Depuis ses débuts, l’Hadopi a transmis 116 dossiers aux tribunaux, ce qui représente 10 % des dossiers examinés en dernière phase. « Chaque dossier transmis comprend, outre la délibération de la Commission, un procès verbal récapitulatif de la procédure qui reprend l’ensemble des faits qui ont été constatés, qu’ils aient ou non donné lieu à l’envoi d’une recommandation, et toutes les pièces utiles, en particulier les courriers échangés entre le titulaire de l’abonnement et l’Hadopi« , rappelle l’autorité.

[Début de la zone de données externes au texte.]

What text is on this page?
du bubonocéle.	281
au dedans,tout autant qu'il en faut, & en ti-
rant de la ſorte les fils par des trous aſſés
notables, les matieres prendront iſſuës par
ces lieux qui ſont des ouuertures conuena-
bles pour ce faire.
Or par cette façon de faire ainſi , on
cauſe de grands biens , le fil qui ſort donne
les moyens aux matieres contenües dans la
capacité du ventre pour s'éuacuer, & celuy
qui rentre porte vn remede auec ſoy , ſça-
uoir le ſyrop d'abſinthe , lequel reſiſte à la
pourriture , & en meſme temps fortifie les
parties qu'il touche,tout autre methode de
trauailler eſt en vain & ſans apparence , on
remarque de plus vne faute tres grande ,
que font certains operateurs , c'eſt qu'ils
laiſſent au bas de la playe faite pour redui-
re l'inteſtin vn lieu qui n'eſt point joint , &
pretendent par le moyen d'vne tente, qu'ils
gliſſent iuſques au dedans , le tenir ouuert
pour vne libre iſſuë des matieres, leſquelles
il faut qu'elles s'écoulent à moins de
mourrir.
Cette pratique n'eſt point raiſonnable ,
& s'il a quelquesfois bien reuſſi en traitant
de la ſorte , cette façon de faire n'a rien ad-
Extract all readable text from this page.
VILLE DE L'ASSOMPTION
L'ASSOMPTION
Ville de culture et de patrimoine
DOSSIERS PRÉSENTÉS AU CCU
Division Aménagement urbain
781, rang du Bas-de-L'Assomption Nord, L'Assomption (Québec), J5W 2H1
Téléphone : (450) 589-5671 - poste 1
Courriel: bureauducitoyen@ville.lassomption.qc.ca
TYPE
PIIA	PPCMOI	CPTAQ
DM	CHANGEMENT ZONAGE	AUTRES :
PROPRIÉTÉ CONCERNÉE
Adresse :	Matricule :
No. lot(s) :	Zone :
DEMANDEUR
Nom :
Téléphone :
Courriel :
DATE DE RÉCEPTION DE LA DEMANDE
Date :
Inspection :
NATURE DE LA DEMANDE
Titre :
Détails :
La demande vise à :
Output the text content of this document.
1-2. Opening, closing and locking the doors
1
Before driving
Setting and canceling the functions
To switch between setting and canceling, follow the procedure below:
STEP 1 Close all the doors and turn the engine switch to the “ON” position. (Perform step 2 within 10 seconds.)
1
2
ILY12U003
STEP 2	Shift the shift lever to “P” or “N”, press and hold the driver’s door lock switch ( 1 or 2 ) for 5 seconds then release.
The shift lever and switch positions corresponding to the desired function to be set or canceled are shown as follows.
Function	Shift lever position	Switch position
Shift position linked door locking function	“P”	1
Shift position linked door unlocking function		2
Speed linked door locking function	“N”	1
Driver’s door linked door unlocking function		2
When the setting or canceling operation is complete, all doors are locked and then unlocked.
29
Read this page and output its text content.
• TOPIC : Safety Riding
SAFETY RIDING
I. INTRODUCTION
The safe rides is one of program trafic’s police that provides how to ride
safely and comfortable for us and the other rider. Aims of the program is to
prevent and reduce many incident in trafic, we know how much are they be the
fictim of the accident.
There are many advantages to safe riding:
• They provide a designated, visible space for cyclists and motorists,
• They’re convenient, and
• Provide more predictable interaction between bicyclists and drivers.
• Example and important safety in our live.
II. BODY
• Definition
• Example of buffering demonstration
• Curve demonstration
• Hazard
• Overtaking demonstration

Jusqu’à présent, 58 procureurs ont ainsi été saisis. « Sur les 23 décisions judiciaires rendues dont la Commission a eu connaissance, aucune décision de justice n’a remis en cause la validité des preuves transmises par l’Hadopi. À plusieurs reprises, la qualité et la complétude des dossiers ont été soulignées« .

Néanmoins, alors qu’elle était censée être la règle, la procédure d’ordonnance pénale n’a été appliquée que dans un seul cas. Dans les autres, c’est le tribunal de police qui a été saisi.